What's in a Name?

The Origins of the Place Name 'Holsworthy'

Of all the questions asked by visitors to the museum, there is one which crops up time after time – Where does the name Holsworthy come from? 
Its origins can be traced back over 1,400 years, to the gradual spread into the ancient Kingdom of Dumnonia (present-day Devon, Cornwall and parts of Somerset) by the Anglo Saxons, and is probably a replacement for a much earlier Celtic settlement name.   
Made up of two distinct elements it is, in effect, a word picture.
Let’s look at the ending first... Originating as the Anglo-Saxon word ‘worõig’ - meaning an enclosed homestead or farm - it is one of only a few references that occur in the Anglo Saxon law-codes (written by Ine, King of Wessex in 695) where it is recorded that -
“A free man’s worthy must be fenced winter and summer. If it is not fenced and his neighbour’s beast strays in he shall have no claim to that beast: and shall drive it out and suffer the damage“.  

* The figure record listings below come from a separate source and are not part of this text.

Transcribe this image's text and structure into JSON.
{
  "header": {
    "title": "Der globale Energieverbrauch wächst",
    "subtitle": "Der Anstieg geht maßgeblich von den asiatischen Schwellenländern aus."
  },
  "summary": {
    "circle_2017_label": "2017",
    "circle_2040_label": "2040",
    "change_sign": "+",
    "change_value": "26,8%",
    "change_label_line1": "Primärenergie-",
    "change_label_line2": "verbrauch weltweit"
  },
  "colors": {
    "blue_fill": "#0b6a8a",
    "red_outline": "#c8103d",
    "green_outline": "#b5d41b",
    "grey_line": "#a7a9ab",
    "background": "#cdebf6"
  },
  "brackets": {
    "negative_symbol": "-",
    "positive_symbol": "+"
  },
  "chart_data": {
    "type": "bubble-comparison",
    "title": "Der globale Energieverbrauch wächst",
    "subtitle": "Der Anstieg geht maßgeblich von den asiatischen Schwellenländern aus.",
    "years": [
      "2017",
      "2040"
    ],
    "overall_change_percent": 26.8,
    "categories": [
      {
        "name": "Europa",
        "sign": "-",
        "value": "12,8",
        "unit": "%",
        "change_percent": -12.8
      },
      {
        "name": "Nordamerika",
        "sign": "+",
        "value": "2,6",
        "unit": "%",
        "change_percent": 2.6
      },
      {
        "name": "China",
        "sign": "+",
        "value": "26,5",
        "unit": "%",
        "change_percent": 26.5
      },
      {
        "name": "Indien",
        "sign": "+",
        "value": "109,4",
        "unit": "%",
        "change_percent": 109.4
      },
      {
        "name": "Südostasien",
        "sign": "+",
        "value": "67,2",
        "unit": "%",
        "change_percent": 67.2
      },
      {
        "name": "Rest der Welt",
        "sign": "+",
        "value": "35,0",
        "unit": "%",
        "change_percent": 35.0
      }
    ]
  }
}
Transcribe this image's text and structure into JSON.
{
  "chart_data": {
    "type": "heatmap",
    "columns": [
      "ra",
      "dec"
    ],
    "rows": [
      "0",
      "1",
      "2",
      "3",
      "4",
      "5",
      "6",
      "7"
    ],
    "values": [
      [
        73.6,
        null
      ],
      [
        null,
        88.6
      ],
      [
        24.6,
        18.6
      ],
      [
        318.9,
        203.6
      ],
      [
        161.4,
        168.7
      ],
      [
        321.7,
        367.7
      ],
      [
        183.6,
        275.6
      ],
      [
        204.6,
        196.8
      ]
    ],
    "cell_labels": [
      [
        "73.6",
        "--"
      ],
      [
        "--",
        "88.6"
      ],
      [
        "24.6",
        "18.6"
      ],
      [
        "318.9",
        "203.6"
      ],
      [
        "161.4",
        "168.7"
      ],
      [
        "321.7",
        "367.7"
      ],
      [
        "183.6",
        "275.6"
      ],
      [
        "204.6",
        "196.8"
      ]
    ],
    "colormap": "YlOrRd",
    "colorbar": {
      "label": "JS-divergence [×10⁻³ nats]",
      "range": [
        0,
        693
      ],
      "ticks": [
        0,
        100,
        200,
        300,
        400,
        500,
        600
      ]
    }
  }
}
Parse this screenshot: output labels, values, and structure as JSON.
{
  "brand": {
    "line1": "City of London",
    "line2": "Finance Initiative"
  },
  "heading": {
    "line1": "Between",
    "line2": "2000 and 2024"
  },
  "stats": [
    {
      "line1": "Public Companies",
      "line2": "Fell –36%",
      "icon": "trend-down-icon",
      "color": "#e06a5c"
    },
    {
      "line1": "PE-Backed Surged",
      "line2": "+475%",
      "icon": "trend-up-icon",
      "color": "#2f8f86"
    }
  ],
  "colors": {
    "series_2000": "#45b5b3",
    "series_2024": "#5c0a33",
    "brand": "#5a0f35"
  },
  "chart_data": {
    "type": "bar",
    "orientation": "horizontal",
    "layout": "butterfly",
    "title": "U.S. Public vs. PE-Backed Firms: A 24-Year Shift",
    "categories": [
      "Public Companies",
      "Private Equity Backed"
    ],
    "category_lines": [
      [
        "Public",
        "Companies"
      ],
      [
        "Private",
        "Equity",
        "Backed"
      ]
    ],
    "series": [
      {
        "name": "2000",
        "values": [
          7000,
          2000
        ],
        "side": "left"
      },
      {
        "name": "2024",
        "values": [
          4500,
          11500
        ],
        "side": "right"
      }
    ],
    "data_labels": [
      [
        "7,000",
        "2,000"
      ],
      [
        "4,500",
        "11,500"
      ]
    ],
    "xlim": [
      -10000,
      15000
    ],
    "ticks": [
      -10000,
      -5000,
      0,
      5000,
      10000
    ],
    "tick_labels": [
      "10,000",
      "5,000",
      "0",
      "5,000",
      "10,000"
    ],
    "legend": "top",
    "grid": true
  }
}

Now for the first element.  Many early Anglo Saxon settlements included the name of the most important inhabitant, the name of the tribe or of the land owner – and in this case it is the name Hereweald – the Anglo Saxon form of Harold.  Today it is often claimed that the Harold in question was our last true native English King, Harold Godwinson (who inherited vast swathes of land between Stratton and Cheddar, including Holsworthy, in 1053), though there is sadly no real evidence to substantiate this claim (and perhaps more evidence available to refute it). 
A settlement of some 70 households by the time of the compilation of the Domesday Book in 1086, Hereweald-worõig appears within its pages written as ‘Haldeward’ - the ‘R’ in Hereweald being scarcely audible to the Norman officials.  
So, although there have been many spellings of ‘Holsworthy’ throughout the past thousand years the meaning has always remained the same – the enclosed homestead of Harold - an Anglo Saxon substitute for a much earlier settlement name, long since lost to history.